Jika dibalik, paradigma negatif akan menghasilkan pemikiran negatif, dan kemudian menghasilkan keimanan negatif, dan berikutnya menghasilkan tindakan negatif. Energi besar yang mestinya harus digunakan untuk menunjang potensi hidup kita, yakni energi pikiran, tapi karena ia dalam kondisi negatif, maka akhirnya justru merusak dan bahkan menghancurkannya dari dalam.
Kesimpulannya, keimanan yang buruk berumber dari pengetahuan dan pengalaman yang buruk pula, yang penuh sakit hati, kebencian, kedengkian, kemarahan, dan dendam. Maka pada ujungnya, pikiran itu hanya mampu menghasilkan tindakan-tindakan negatif yang merusak kehidupan.

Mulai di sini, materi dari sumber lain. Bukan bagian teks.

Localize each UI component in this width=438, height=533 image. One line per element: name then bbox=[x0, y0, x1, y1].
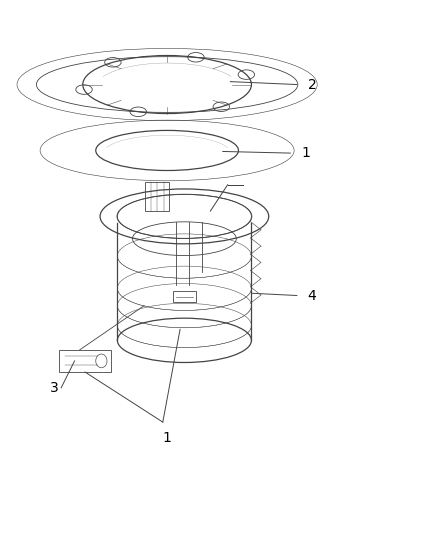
Text: 1: 1 bbox=[301, 146, 310, 160]
Text: 3: 3 bbox=[50, 381, 59, 395]
Text: 2: 2 bbox=[307, 77, 316, 92]
Text: 1: 1 bbox=[162, 431, 172, 445]
Text: 4: 4 bbox=[307, 288, 316, 303]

Pikiran negatif tidak akan mungkin mampu menghasilkan karya yang bermanfaat bagi sesama. Pikiran negatif tidak akan mungkin mampu menghasilkan kedamaian dan kebahagiaan untuk diri sendiri, apalagi untuk orang lain. Pikiran negatif pasti akan berujung kepada kegagalan dan penderitaan. Maka, tak dapat dipungkiri bahwa pikiran negatif itulah musuh terbesar kita yang sebenarnya.
Seorang filsuf penting Jerman, Freidrich Nietsche, mempunyai gagasan tentang kebenaran yang dikenal dengan istilah perspektivisme.
Manusia kerapkali sulit untuk meyakini suatu kebenaran sebagai akibat adanya perbedaan sudut pandang. Itulah kenapa diperlukan wawasan luas dan dalam terhadap suatu kebenaran yang patut dijadikan keyakinan.